ダニー・ボイル監督作品は、「ザ・ビーチ」しか見たことなかったのだけれど・・・
とにかく。見終わったあと、チングと2人で満足感に浸りながら、
「面白かったね~」と心地よい土曜の夜を過ごすことができた~っ
スラムの描写。凄い。映像と音楽から、伝わるムンバイのエネルギー
そして。ストーリー・構成がわかりやすくて良い!
見ていて混乱がない。独特の音楽が、頭に残る~。
ピュアな愛がまたまた。心にぐっときた~。
とにかく。見る価値有り アカデミー賞8部門受賞。納得~
=2009/04/26付 西日本新聞朝刊=
◆スラムドッグ$ミリオネア (英国、2008年) ガンガン攻めるダニー・ボイル
クエンティン・タランティーノの「パルプ・フィクション」があまりにも鮮烈だったせいか、あの時代、ちょっとでもオフビートがかった映画監督はみんな十把ひとからげに見ていた。ガイ・リッチー、コーエン兄弟、そしてダニー・ボイルにもタランティーノの面影を追い求めていたような気がする。コーエン兄弟の近作「バーン・アフター・リーディング」なんて、いまだにあの時代にとらわれている精神をまざまざと見せつけられたようで、笑えるというよりはむしろ悲しくなってしまった。

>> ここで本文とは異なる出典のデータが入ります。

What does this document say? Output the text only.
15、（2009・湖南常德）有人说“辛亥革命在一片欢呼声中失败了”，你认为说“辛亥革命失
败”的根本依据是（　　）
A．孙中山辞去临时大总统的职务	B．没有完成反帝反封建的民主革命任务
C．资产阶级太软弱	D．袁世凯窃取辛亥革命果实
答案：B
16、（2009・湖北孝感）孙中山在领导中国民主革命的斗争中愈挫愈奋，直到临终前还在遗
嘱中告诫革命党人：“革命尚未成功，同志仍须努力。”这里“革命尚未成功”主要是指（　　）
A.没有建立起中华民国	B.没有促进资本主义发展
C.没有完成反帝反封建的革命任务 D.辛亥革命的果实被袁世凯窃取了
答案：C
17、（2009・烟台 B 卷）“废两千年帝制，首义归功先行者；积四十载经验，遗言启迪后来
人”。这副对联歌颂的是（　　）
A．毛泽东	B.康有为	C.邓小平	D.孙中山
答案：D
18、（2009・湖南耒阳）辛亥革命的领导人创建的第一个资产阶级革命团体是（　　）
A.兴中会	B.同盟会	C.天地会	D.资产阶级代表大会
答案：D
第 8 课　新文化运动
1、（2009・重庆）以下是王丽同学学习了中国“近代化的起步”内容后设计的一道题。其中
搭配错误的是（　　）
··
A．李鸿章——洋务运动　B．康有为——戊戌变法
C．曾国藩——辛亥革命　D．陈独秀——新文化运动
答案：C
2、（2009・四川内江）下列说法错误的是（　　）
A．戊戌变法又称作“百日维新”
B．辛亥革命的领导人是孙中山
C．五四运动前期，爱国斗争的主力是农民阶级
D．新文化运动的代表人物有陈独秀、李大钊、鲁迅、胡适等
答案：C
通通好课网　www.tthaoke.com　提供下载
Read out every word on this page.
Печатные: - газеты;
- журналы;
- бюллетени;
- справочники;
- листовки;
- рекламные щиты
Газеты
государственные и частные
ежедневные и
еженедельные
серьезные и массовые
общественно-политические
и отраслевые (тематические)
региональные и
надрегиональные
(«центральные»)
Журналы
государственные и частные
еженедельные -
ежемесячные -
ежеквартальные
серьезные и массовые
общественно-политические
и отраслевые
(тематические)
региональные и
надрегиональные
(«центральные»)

そんななかにあって、ダニー・ボイルだけは常になにかを模索してきた印象があるのだ。「トレインスポッティング」の大ヒットにあぐらをかかず、ガンガン攻めてくる。最初にそう思ったのは「ザ・ビーチ」だった。あの作品のなかで彼は楽園を探し求める若者たちの理想と挫折を描き、いとも簡単にトレスポを過去のものにしてしまった(なぜだか俺のまわりでは評価が低いのだけれど)。なかなかできることじゃない。だってトレスポ路線でもうちょい粘れば、あとひと儲(もう)けできるのは間違いなかったのだから。
今作はこれまでのダニー・ボイル映画の集大成だと俺は言いたい。きちんとしたテーマがあって、しかも映像がヤバイくらいオシャレなのだ。ムンバイ(旧ボンベイ)を舞台に選んだのも心憎い。なんといっても、かの地はいま世界中でもっともホットな場所のひとつなのだから。
あのおなじみの人気番組、クイズ・ミリオネアに出たジャマール(デーヴ・パテル)が詐欺疑惑をかけられて拷問されるところからこの物語ははじまる。スラム育ちの彼が最終問題までこぎつけられたのが疑惑の原因だ。ジャマールの悲惨な人生とクイズの答えがシンクロしてゆく形で、この映画は突っ走る。母の死、人さらい、飢え、盗み、殺し。ジャマールが疾走するスラムの描写は「シティ・オブ・ゴッド」を彷彿(ほうふつ)させるほど圧巻だ。そして、彼がクイズ番組に出た本当の目的とは―必見!